Using 2021 Internal Revenue Service data, the Lown Institute examined 2,425 U.S. nonprofit hospitals. The findings show that over 1,900 of these hospitals pay less than what is considered their "fair share." According to the institute's research, the combined fair share deficits of these nonprofit hospitals total $25.7 billion—sufficient to clear the medical debt of everyone in California, Texas, New York, and Pennsylvania combined.

"When four out of five nonprofit hospitals do not meet obligations to benefit their community, it’s a sign that regulations and incentives need to be revisited," said Vikas Saini, MD, president of the Lown Institute. "Everyone wants to see their local hospital thrive, but not at the expense of the communities they serve."

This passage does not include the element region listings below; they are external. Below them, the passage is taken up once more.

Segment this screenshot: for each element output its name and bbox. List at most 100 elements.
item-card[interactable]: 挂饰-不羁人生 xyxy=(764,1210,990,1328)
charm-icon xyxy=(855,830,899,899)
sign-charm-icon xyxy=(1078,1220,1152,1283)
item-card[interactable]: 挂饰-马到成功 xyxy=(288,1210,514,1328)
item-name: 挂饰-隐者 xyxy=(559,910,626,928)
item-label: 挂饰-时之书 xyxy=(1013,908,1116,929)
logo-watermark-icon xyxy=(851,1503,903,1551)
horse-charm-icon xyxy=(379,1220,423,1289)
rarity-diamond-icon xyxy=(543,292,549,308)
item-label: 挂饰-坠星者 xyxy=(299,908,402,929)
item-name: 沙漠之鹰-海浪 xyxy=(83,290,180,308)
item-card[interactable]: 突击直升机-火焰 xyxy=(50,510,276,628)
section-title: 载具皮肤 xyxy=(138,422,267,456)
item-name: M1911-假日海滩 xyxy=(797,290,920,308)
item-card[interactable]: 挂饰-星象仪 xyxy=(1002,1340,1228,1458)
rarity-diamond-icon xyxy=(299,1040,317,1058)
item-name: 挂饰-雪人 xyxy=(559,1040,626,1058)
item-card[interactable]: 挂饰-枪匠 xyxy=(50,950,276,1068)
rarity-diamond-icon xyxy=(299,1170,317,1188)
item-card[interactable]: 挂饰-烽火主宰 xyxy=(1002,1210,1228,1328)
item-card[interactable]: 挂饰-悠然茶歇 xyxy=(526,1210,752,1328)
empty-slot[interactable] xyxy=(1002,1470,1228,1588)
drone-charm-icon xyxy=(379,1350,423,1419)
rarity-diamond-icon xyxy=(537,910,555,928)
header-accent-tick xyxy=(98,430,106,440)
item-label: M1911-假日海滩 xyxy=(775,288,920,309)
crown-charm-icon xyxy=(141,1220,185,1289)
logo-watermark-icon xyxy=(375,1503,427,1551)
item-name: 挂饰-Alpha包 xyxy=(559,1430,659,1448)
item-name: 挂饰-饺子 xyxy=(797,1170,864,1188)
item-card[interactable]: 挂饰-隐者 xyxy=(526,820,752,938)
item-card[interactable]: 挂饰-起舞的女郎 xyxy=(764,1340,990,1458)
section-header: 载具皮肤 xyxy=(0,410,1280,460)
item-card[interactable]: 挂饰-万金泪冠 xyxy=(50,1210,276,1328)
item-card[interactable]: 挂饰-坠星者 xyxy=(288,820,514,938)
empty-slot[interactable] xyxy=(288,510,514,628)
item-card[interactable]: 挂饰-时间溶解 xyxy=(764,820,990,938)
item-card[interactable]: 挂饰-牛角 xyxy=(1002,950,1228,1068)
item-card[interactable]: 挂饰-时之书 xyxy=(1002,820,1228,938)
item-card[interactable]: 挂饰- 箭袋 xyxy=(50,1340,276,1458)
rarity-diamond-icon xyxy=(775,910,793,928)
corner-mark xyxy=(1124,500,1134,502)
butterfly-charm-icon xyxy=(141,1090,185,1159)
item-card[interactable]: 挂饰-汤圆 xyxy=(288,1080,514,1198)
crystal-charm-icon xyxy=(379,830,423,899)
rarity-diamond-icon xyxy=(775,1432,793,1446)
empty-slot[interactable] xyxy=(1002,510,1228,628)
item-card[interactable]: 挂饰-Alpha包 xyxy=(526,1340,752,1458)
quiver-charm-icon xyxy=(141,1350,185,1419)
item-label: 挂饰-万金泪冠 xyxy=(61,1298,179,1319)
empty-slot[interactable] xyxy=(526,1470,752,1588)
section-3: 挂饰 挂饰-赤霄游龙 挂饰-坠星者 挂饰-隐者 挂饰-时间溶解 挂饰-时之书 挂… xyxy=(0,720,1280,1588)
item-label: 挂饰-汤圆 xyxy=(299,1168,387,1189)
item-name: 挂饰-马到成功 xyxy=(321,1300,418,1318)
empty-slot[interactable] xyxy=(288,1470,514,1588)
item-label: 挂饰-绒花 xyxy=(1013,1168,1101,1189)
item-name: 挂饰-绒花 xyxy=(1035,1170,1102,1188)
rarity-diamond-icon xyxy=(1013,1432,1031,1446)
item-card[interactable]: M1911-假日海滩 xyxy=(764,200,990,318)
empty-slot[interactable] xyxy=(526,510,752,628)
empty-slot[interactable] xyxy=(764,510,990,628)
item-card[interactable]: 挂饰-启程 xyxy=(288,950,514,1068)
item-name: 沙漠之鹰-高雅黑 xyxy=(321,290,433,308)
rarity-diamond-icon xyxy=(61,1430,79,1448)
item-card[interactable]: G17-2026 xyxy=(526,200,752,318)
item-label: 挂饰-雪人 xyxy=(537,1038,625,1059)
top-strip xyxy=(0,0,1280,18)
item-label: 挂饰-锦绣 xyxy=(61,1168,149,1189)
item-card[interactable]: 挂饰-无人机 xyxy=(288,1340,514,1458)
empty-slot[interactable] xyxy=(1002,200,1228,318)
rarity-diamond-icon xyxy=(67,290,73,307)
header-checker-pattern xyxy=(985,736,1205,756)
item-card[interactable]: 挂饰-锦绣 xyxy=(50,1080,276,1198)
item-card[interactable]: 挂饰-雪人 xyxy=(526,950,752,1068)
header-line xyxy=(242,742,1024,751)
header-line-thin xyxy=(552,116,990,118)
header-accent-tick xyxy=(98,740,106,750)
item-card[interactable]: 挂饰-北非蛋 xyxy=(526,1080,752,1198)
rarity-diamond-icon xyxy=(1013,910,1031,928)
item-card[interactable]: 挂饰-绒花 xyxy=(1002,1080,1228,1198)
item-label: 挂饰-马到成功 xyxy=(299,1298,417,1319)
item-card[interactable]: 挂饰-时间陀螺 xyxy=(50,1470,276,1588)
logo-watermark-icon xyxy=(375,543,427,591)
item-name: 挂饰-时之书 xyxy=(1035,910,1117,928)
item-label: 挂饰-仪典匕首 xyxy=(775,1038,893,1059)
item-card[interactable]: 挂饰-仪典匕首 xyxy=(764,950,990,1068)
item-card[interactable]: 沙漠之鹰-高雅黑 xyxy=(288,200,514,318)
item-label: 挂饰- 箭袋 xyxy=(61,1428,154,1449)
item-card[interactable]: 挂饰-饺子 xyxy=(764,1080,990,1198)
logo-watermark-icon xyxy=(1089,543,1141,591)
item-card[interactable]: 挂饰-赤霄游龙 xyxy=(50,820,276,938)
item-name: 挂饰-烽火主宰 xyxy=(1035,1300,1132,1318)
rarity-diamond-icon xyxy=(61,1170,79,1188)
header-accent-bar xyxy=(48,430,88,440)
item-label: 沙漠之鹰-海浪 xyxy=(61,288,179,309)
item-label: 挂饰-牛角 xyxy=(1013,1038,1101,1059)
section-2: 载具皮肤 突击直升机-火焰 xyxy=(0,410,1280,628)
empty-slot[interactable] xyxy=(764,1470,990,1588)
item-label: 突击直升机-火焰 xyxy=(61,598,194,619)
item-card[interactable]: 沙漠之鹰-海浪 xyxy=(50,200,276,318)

The press release also identifies nonprofit hospitals with significant fair share deficits. These include New York-Presbyterian Hospital (New York), -$274 million; UPMC Presbyterian (Pittsburgh), -$268 million; NYU Langone Hospitals (New York), -$222 million; Cleveland Clinic Main Campus (Cleveland), -$212 million; and Mayo Clinic Hospital (Rochester), -$165 million. On average, these hospitals spent 3.87% of their budget on community investments according to the research conducted by Lown Institute. However, this figure can vary significantly: for instance, while The Hospital of the University of Pennsylvania spent only 0.25% of its expenses on community investments, North Shore University Hospital in Manhasset, N.Y., allocated 8.84%.

Saini further criticized the current regulatory framework: "Federal regulation of community benefit spending is woefully ineffective and in need of reform," he said. "Though hospitals are required to report their community contributions to the IRS, there is no minimum spend, there are many loopholes, and enforcement is practically nonexistent."